While Project automatically provides you with default calendar settings (Monday through Friday, 8AM to 5PM), those defaults might not be the right fit for your projects. Here are a few topics that may answer some specific questions you have about making changes to your schedule:
Tip: If you don't need a calendar anymore, delete it!
How do all of these calendars work together?
There are four types of calendars in Project: base calendars, project calendars, task calendars, and resource calendars.
Base calendars are used almost like a template for project, task, and resource calendars. They define the standard working and non-working times for all projects in your organization. They specify the work hours for each day, the work days for each week, and any exceptions, like company holidays. Three default base calendars are already set up in Project: Standard, 24 Hours, and Night Shift.
Important: Using Project with Project Web App?

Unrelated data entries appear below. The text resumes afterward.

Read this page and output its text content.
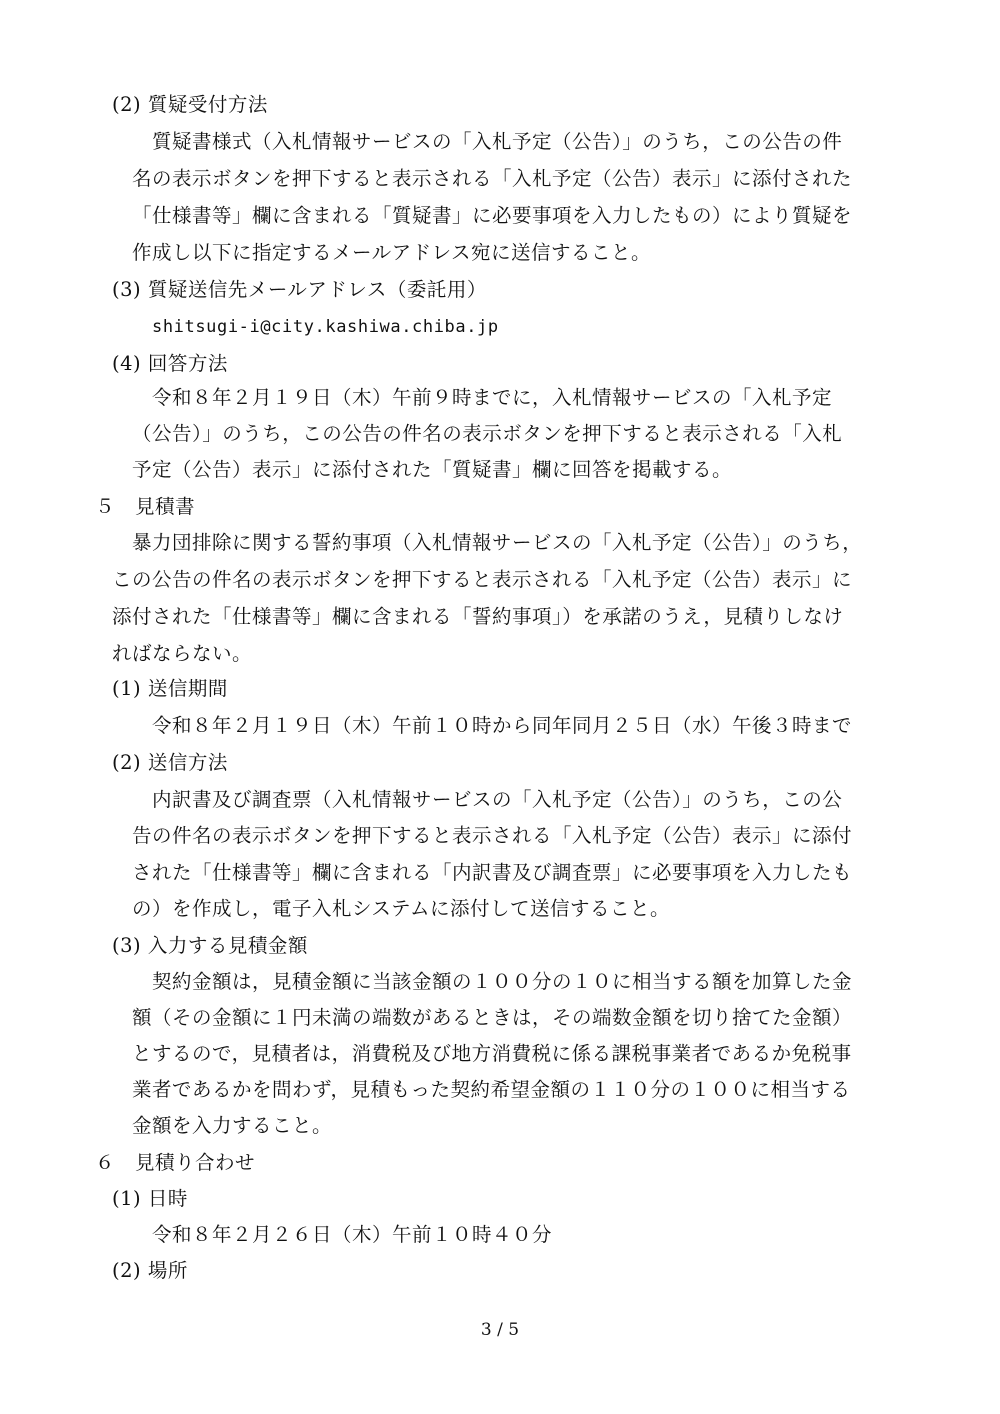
(2) 質疑受付方法
質疑書様式（入札情報サービスの「入札予定（公告）」のうち，この公告の件
名の表示ボタンを押下すると表示される「入札予定（公告）表示」に添付された
「仕様書等」欄に含まれる「質疑書」に必要事項を入力したもの）により質疑を
作成し以下に指定するメールアドレス宛に送信すること。
(3) 質疑送信先メールアドレス（委託用）
shitsugi-i@city.kashiwa.chiba.jp
(4) 回答方法
令和８年２月１９日（木）午前９時までに，入札情報サービスの「入札予定
（公告）」のうち，この公告の件名の表示ボタンを押下すると表示される「入札
予定（公告）表示」に添付された「質疑書」欄に回答を掲載する。
５　見積書
暴力団排除に関する誓約事項（入札情報サービスの「入札予定（公告）」のうち，
この公告の件名の表示ボタンを押下すると表示される「入札予定（公告）表示」に
添付された「仕様書等」欄に含まれる「誓約事項」）を承諾のうえ，見積りしなけ
ればならない。
(1) 送信期間
令和８年２月１９日（木）午前１０時から同年同月２５日（水）午後３時まで
(2) 送信方法
内訳書及び調査票（入札情報サービスの「入札予定（公告）」のうち，この公
告の件名の表示ボタンを押下すると表示される「入札予定（公告）表示」に添付
された「仕様書等」欄に含まれる「内訳書及び調査票」に必要事項を入力したも
の）を作成し，電子入札システムに添付して送信すること。
(3) 入力する見積金額
契約金額は，見積金額に当該金額の１００分の１０に相当する額を加算した金
額（その金額に１円未満の端数があるときは，その端数金額を切り捨てた金額）
とするので，見積者は，消費税及び地方消費税に係る課税事業者であるか免税事
業者であるかを問わず，見積もった契約希望金額の１１０分の１００に相当する
金額を入力すること。
６　見積り合わせ
(1) 日時
令和８年２月２６日（木）午前１０時４０分
(2) 場所
3 / 5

If so, check with your administrator to request changes to base calendars.
Project, resource, and task calendars use a base calendar as a template, and then are modified to reflect the unique working days and hours for individual projects, resources, or tasks. These unique calendars are particularly helpful when accounting for things like a leave of absence, shift work, or tasks that are completed by equipment that runs throughout nights and weekends.
These calendars all stack together to frame how work is scheduled on a project.
Let's say your organization is located in Seattle, and has a typical work week of 8-hour work days, Monday through Friday. The base calendar reflects these working days and hours, as well as company holidays, like July 4 for Independence Day, and December 25 for Christmas.
A project manager starts a new project that runs from July 1 to July 15, and requires a Tuesday-Saturday work week.
The base calendar shows the Monday through Friday work week, with July 4 identified as a non-working holiday.
The project calendar uses the base calendar as a starting point, but adds that Saturdays are now working days, and Mondays are now non-working days.
One task in the project takes place in another country, so the July 4 holiday won't apply. The task calendar adds that July 4 is a working day.
Finally, the resource that will be working on the task has a different working schedule than the rest of your organization. The resource calendar adds that Tuesday is a non-working day, and Wednesday through Saturday are 10-hour days.
When Project schedules the task, it accounts for the assigned resource's calendar, the task calendar, the project calendar, and the base calendar.
The resulting availability contributes to how Project calculates the start and finish dates for the task and the project.